— Appeal by the defendant from a judgment of the Supreme Court, Kings County (Huttner, J.), rendered July 9, 1987, convicting him of manslaughter in the first degree, upon a jury verdict, and imposing sentence.
Ordered that the judgment is affirmed.
Viewing the evidence in the light most favorable to the People (see, People v Contes, 60 NY2d 620), we find that it was legally sufficient to establish the defendant’s guilt. Moreover, upon the exercise of our factual review power, we are satisfied the verdict was not against the weight of the evidence (CPL 470.15 [5]).
The defendant was convicted based upon the testimony of two eyewitnesses who claimed that the defendant had chased the victim from a building known as a "drug den”, and hit the victim over the head with a bat. The injuries sustained by the victim resulted in his death. The defendant sought to admit into evidence a statement allegedly made by the victim to an acquaintance on the day in question to the effect that he had been mugged by three men.

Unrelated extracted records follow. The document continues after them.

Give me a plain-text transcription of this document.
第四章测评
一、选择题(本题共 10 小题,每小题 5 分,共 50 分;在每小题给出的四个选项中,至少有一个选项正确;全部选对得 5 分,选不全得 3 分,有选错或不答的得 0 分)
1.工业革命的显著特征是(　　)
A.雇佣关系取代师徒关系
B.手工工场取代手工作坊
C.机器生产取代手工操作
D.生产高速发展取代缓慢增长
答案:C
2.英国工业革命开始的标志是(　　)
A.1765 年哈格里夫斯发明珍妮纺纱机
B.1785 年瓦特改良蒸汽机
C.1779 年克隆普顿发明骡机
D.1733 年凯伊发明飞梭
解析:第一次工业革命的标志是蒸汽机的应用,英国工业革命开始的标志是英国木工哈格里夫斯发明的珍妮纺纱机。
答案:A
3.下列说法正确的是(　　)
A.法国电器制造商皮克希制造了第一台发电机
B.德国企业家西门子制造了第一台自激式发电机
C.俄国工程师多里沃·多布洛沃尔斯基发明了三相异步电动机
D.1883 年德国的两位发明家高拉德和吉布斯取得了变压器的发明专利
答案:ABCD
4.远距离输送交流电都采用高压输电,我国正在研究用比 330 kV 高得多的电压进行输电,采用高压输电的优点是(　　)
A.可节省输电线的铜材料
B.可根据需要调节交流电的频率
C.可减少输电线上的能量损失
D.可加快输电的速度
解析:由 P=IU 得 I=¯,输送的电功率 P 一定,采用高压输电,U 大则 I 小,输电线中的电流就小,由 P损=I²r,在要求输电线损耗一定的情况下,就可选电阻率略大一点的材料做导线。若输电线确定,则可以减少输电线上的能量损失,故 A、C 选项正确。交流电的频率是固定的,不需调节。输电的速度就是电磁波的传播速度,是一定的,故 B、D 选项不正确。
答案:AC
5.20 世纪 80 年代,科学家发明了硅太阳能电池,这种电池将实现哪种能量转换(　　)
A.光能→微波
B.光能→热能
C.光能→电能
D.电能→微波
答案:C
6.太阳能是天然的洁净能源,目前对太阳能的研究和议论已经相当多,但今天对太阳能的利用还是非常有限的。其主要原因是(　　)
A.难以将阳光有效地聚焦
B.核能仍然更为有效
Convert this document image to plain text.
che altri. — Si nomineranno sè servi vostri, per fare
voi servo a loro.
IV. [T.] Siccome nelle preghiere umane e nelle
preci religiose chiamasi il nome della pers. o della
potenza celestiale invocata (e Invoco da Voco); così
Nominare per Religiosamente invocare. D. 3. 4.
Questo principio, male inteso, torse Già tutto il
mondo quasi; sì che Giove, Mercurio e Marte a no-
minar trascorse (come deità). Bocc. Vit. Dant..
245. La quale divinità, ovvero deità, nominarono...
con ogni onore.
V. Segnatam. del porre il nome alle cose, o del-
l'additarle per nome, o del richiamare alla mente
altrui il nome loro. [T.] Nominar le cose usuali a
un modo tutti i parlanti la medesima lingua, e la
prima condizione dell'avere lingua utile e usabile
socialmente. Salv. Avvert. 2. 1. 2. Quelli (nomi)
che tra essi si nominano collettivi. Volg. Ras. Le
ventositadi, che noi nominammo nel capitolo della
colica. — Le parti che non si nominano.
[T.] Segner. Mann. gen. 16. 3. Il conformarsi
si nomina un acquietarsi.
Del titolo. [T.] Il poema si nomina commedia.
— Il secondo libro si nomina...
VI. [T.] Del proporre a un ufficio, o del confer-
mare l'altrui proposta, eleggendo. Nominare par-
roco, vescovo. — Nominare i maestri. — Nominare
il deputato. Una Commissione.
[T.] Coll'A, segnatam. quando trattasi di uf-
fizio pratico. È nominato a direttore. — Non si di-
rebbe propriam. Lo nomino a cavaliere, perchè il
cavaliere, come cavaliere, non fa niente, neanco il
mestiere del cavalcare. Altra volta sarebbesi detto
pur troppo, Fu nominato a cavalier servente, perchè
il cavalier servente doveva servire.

At a hearing held outside the presence of the jury, it was established that the witness approached the victim, who was sitting on a park bench. Upon seeing the witness, the victim asked the whereabouts of his cousin. Noticing that the victim, a known drug addict, had some blood on his face and other injuries, the witness asked what had happened. The victim was reluctant to answer, causing the witness to question the victim repeatedly, until he *607got an answer. The victim then gave a detailed account of an alleged attack by the three men outside a supermarket. The victim was not staggering or stumbling, and spoke clearly. The witness then convinced the victim to walk about 15 blocks with him to the hospital. While at the hospital, the victim gave another story to the police, differing, inter alia, in terms of the place of the incident and the manner in which he claimed to have been mugged.
We agree with the trial court that the defendant failed to show that the statement of the victim to his acquaintance constituted an excited utterance. Despite appearing bruised and battered, the victim did not seem concerned about the event which he claimed caused his condition, seeking to learn only the whereabouts of his cousin. He answered the witness’s inquiry only after repeated questioning. He then gave a detailed account of what he claimed had occurred. Therefore, it cannot be said that this statement was made while under the stress or influence of the excitement caused by the alleged event, such that the victim’s reflective capacity had been stilled (see, People v Nieves, 67 NY2d 125). Rather, it appears that the victim’s statement was made under the "impetus of studied reflection” (People v Edwards, 47 NY2d 493, 497; People v Brown, 70 NY2d 513, 519).
Finally, we find that the defendant’s claim that the sentence was excessive is without merit (see, People v Sanchez, 131 AD2d 606, 609, lv denied 70 NY2d 717; People v Suitte, 90 AD2d 80). Thompson, J. P., Lawrence, Eiber and Spatt, JJ. concur.